現場で苦労したことについて問われたのに対し、閔氏は「家屋内調査はいきなりできない。自衛隊や消防との連携が取れていないと活動ができないし、なかなか作業効率が上がらない」と自らの経験から指摘。「ドローンが家屋の中に入るだけで撮影できるし、データを3次元化できるが、行方不明者を本当に探せるのかという問題もある」と話した。

熊田氏は、通信環境の整備に苦労したことを明かし「災害現場は通信がつながらないのがデフォルト。さまざまな技術が導入されたが、全部万全というものはなかなかない。電源も災害時では確保できないのが当たり前」と表明。「官民の連携は極めて重要 対策本部の中でも支援のテクノロジーのうち、どれが効果あるのかはなかなか分からない」と指摘した。

嶋本氏は「そもそも(災害現場では)ドローンを災害のために使おうという認識がないので、何をどうやって使うというところまで意識が行っていない。逆に言えば、それに気づけたというのが今回大きなエポックだと思っている。少なくとも災害現場でドローンがどんどん使われる世の中になっていくし、災害以外の民生の領域にも広がっていくことは間違いないと思う」と前向きな見方を示した。
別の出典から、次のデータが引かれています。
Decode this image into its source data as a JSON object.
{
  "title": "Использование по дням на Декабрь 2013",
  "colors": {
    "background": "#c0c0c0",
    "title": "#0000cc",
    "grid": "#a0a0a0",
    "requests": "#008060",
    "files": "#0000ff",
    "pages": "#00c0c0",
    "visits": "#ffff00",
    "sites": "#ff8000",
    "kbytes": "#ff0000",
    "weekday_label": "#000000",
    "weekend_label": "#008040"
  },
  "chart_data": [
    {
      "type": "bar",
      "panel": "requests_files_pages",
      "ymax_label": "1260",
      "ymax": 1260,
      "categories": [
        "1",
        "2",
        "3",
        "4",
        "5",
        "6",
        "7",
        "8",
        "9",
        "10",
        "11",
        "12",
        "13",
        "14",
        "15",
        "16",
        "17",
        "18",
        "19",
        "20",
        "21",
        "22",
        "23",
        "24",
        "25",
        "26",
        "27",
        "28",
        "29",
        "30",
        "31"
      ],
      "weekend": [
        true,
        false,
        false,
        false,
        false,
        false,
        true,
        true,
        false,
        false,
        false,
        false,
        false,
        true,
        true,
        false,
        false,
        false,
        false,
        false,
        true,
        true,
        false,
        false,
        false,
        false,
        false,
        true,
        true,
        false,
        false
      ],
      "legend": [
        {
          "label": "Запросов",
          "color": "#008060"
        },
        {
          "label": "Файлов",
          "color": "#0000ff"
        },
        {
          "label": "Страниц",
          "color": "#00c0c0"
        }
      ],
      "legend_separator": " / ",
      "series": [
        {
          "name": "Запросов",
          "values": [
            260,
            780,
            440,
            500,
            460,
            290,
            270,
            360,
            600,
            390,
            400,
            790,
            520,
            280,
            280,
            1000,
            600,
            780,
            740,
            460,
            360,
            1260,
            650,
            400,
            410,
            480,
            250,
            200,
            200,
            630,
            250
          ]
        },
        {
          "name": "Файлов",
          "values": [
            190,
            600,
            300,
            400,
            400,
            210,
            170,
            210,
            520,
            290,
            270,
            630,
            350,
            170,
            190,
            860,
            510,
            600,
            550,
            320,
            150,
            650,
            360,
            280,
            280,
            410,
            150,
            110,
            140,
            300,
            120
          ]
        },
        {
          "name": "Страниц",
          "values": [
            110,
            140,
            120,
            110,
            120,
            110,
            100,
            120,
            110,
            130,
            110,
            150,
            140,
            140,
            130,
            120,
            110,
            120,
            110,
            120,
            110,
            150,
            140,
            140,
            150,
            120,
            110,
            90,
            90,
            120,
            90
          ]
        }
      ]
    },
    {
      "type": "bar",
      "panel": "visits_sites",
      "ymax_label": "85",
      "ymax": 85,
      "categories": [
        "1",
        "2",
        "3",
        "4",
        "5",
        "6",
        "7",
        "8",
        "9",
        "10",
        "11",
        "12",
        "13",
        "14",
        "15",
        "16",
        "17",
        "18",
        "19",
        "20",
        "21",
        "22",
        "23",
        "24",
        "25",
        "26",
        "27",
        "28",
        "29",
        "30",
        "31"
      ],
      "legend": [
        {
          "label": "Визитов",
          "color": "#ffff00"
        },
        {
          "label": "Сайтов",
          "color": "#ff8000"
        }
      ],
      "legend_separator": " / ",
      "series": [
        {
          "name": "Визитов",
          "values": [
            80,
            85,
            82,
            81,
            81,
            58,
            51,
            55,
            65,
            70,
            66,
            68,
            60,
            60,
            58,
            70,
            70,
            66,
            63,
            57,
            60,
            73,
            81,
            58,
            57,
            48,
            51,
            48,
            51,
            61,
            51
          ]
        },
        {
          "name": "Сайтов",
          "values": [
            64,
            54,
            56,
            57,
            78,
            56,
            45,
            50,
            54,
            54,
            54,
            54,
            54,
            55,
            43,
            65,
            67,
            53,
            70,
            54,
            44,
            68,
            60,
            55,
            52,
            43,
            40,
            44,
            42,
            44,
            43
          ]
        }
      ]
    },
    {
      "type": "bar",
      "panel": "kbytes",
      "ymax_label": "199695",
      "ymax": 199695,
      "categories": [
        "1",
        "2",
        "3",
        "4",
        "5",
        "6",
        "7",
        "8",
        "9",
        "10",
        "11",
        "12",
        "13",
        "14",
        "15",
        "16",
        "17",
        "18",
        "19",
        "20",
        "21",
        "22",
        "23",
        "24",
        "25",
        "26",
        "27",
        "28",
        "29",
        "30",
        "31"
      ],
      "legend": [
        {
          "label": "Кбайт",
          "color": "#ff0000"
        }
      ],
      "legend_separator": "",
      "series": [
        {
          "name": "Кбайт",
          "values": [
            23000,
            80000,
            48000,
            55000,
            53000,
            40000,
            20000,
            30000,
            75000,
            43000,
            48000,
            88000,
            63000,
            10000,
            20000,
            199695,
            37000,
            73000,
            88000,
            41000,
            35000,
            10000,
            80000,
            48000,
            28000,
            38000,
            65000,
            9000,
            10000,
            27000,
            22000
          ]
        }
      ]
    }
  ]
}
最後に今後の展望について、嶋本氏は、被災地から犯罪防止と安全確保のため、定期的に地域を巡回できるドローンを要望する声があったことを紹介。「防災に加えて、他の領域でも波及効果でもっと普及していくと思う」とドローンの利用拡大に期待を寄せた。

熊田氏はこれまで、ドローンの使用が平時前提だったが、能登半島地震での活用でそうした印象が変わる可能性があることに言及。「災害時も想定した人材育成やガイドラインの整備などが今後重要なポイントになってくるだろう。災害大国日本発のドローン技術は、逆に世界に発信していくこともできるのではないか」と語り、日本で培ったドローンの災害対応の技術やノウハウを海外展開できる可能性があるとの持論を展開した。

閔氏は「ドローンを日常的に使う教育が大事。普段から使える人がいることも大事。メーカーとして、(能登半島地震という)初めての場で(自治体や他の企業などと)連携できて、3つの座組で連携できれば、災害に強くなる」と展望した。

村山氏は「日ごろの業務でドローンの利用をさらに推進することが、防災(対応に必要な技術の向上やノウハウの蓄積)にもつながるということを皆さん自身が啓蒙していく活動のきっかけになればいいと思っている」と締めくくった。

セッションの後、ブルーイノベーションとLiberawareは能登半島地震の現場でも活躍したIBISとELIOS3のデモフライトを来場者に公開した。